映画のストーリーの基本構造は意外にシンプルなんだと思う。またこの基本構造がシンプルにできていないがために、なんだか失敗しちゃってる映画も多い。とくにセットアップの部分でセントラルクエスチョンが明確に提示できず、またアクト3でそのクエスチョンが解決できないと、映画好きのためのアートとしてはともかく、商品としては欠陥となってしまうんじゃないかいな。
一方で、アクト1とアクト3は言ってみればあんパンのパンの部分かもしれないね。やっぱり「あんこ」がおいしくできてこそあんパン。逆に言えば、「あんこ」のテイストで映画のおいしさは決まるのかもしれない。

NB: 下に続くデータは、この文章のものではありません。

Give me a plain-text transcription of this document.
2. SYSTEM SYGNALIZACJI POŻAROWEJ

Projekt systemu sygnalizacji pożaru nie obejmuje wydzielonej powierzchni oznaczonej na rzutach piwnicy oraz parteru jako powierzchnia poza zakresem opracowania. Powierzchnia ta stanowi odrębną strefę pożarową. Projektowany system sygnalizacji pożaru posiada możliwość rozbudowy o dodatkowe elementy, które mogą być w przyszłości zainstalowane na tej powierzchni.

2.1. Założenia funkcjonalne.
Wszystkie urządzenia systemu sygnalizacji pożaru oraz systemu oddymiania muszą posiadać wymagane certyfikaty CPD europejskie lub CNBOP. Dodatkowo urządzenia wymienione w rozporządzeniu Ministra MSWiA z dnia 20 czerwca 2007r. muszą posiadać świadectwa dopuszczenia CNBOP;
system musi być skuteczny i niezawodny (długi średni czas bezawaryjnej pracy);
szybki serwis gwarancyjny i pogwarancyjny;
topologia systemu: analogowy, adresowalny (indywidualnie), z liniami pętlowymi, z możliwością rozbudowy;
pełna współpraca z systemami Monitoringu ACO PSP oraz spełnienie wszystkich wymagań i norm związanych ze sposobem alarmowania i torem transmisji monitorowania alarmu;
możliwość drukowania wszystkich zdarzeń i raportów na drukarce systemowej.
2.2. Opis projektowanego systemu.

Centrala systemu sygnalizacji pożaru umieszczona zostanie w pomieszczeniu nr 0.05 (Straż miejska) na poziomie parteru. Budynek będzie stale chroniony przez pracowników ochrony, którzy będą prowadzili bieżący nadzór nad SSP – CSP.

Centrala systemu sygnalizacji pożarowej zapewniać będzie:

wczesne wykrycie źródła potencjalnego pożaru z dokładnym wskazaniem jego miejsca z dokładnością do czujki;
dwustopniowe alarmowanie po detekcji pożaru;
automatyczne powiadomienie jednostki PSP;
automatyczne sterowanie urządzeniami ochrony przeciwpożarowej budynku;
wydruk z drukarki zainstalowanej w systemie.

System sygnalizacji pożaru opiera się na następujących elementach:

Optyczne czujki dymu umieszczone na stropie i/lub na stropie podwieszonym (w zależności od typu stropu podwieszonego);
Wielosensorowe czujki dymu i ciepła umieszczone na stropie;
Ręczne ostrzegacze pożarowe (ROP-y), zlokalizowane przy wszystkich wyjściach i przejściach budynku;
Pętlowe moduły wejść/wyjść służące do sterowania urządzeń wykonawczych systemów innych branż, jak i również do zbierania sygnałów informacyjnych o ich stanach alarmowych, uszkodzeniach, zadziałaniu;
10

さて、ここでもういちど「Samurai Fiction2」を見てみましょうか。
舞台はある小さな剣術の道場。師範代のトータス松本は、師範の娘の奥菜恵に恋している。ある日、謎の美しい剣士(パフィ・大貫亜美)が道場破りに来る。トータスも師範もあっさり負かされて、剣士は去っていく。トータスはその剣士を追って旅に出る。剣士が実は女だとわかって、トータスは剣士に恋をする。で、いろんなエピソードが絡んで、最終的にトータスが大貫を斬って、苦いエンディング。トータスはさらに旅に出る。奥菜、じっと帰りを待つ。みたいな話。奥菜も「剣士」になってトータスについて行っちゃうってオチでもいいかも。
リンダおばさんの説にあてはめてみると、「トータスはその剣士を追って旅に出る」が第1ターニングポイントなんだろうね。でもって「いろんなエピソードが絡んで」がアクト2で、「最終的にトータスが大貫を切って苦いエンディング。トータスはさらに旅に出る」がアクト3か。
前にこれは適当に不完全でここでの題材としてはいい、と書いたけど、それはこのあたりの話。つまりアクト2、あんパンのあんこの部分が出来てなくていいなと。
べつにSさんを「不完全だからダメじゃん」と責めたいんじゃなく、とにかくセットアップ、アクト1、第1ターニングポイントまではかなり明確だから、続きを作ってみようぜと言いたいわけ。それはSさん自身でもいいけど、他の人でも面白いかも。
誰か、作ってみてくれ、アクト2以降を。誰もいなければしょうがない、ぼくが空想してみるけどさ。